In the way that we piece together history from the memories of living relatives, Tran's account sometimes seemed like a jumble of anecdotes. When I found it a challenge to keep track of who and when, the family tree drawn inside the book liners helped immensely. The ink brushwork is mostly in full colour, but the preponderance of black suits the sombre story. Pages of solid black, except for a drifting leaf, are especially effective. They convey the magnitude of loss faced by refugees - the severing from one's roots and culture.

This poignant account of the upheaval and displacement caused by war will appeal to readers who enjoy stories about resilience and survival.

Sunday, May 1, 2011

Doing Dangerously Well by Carole Enahoro

In a dark comedy set in Nigeria in the near future, corruption and greed face off against grassroots resistance. Half a million people die in the flooding when a fifty-year-old dam on the Niger River bursts; TransAqua International seeks to privatize all of the water in Nigeria in the disaster's aftermath. Everyone in the extensive cast of characters stands out vividly larger-than-life.

Barbara Glass, a caucasian American working at Drop of Life in Ottawa to prevent the wholesale of African water rights is one example. "Barbara had sewn herself harem pants for winter. Unfortunately, the thick yellow tweed selected for its warmth also added volume to gathers that should have draped downwards. She looked like a balloon whose only countervailing effect was the balloon on her head -- a turban in light blue she had made from sheets. A turban, she felt, would identify their group for generations to come, much like Che Guevara's beret. [...] She walked into the boardroom, the fabric around her thighs creating a swishing sound, her Black Power pendant rattling against two Celtic necklaces and a brooch in the form of a Nigerian flag. As she entered, she bowed a Namaste to all and sat down, her harem pants puffing up around her waist."

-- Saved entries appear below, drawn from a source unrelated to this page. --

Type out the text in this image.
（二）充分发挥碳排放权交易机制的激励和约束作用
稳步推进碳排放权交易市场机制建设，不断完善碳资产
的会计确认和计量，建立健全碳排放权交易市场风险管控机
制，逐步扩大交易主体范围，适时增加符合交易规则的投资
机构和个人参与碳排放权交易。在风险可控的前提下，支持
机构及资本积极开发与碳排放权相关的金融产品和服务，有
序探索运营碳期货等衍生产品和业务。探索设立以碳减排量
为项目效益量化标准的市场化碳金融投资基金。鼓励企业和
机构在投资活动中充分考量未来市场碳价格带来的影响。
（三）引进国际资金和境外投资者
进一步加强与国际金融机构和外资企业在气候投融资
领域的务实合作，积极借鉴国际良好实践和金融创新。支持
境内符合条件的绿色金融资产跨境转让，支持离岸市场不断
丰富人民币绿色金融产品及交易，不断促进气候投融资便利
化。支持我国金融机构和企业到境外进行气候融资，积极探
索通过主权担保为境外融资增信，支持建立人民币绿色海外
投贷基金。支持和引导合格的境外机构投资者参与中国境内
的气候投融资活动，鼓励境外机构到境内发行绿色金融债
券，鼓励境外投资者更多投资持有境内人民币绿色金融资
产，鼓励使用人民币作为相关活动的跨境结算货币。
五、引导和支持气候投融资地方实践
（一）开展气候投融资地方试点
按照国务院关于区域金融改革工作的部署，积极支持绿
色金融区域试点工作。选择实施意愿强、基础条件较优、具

Barbara's sister, Mary, an executive at TransAqua, is masterminding assassinations right and left, along with the Nigerian president. When the sisters unite at their parents' mansion for Thanksgiving, the atmosphere is tense. "In the dining room, each place setting was arranged with prickly attention to detail. The crystal glasses shot off sharp, disapproving glints; the silverware yawned with superiority. Although the candlesticks and vase of flowers framing the centre of the table initially appeared welcoming, once the guests sat down they loomed, obscuring the view."

In Nigeria, lawyer Femi Jegede is inspiring people to unite against their corrupt government. The new president, Ogbe Kolo, has three contract killers out to get rid of the folk hero, so Femi is on the run with his male lover, Igwe. Meanwhile, Kolo becomes so fearful of his political rivals that he sleeps in the trunk of his Mercedes. Dangerous times! Serious issues underly the farcical humour in this brilliant novel.